An Aker BP operated oil field in the North Sea has occasionally experienced production flow instabilities in the production lines and risers. The oscillations in multiphase rates are kept within the process capacity limitation at the host installation typically by increasing backpressure (planned flaring is not allowed for on the Norwegian Continental Shelf). The heightened backpressure impacts the production potential of the field. The objective of the project described in this paper has been to develop and implement a new method for real-time production optimization providing an online assessment of slugging severity and suggested actions in order to mitigate slugging and increase production. The developed software tool has been validated using field data.
A statistical approach based on the physical characteristics of the separator has been developed. A combination of transient multiphase flow simulations and data analysis has been employed in order to formulate the risk of exceeding separator constraints as a multidimensional function of the operational conditions. In order to generate a three-dimensional heat map of the risk related to the current state, operational data is continuously gathered from production sensors and transformed into pseudo-steady state values. A heat map is defined by a function where four relevant operational values can be selected. These values are: oil production rate, topside choke setting, gas lift rates and water cut. The software solution is run on a cloud infrastructure with an interactive web user interface.
In a pilot program we have evaluated the ability of the stability advisor to continuously assess the severity of flow instabilities, identify measures to reduce the risk level and minimize associated production losses. The operator has identified valuable operational insights from the tool in a pilot program. The flow instabilities predicted by the model correlate well with observed data from the field. The tool is scalable to other fields with similar flow problems.
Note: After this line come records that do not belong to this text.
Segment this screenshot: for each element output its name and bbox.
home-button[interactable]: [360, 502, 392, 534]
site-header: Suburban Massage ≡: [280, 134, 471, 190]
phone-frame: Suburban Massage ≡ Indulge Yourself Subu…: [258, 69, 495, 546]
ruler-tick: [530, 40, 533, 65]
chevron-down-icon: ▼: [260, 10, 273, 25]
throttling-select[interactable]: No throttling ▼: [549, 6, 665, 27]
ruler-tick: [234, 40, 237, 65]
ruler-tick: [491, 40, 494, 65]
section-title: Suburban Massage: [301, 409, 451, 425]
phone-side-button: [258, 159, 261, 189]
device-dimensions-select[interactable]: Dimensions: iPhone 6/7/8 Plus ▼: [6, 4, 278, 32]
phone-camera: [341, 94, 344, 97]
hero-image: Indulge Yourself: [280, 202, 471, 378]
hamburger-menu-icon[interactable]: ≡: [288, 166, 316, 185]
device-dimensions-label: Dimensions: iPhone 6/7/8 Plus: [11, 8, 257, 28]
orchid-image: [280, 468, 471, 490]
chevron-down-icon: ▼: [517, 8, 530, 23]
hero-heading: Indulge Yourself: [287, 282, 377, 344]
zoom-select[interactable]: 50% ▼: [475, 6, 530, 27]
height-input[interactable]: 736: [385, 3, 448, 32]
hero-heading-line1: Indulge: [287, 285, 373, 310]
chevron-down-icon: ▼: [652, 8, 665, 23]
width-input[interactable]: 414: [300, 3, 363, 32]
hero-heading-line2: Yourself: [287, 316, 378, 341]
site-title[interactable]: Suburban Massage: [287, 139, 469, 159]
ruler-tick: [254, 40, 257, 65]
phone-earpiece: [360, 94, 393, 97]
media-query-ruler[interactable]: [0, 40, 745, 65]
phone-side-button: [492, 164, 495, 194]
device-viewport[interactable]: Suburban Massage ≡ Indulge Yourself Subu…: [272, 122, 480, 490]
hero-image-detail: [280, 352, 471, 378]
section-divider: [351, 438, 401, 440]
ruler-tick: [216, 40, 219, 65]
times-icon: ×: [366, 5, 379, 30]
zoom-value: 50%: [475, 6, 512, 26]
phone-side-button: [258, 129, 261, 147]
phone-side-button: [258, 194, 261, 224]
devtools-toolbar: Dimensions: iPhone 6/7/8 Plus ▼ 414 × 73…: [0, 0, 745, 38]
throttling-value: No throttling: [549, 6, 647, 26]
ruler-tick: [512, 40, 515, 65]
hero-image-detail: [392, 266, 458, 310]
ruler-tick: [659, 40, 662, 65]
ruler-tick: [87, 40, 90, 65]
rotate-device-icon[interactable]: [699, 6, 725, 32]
Previous papers on slug flow prediction are in general conducted as offline study projects. There has been little success in making real-time scalable solutions available to continuous operations. This paper explains a method on how physical modelling of the flow system combined with statistical methods and access to real-time sensor data can provide a new approach for real-time slug flow prediction. The result demonstrates a scalable solution where output is presented in a format that can be applied by daily operations to act on and provide new and valuable production insights.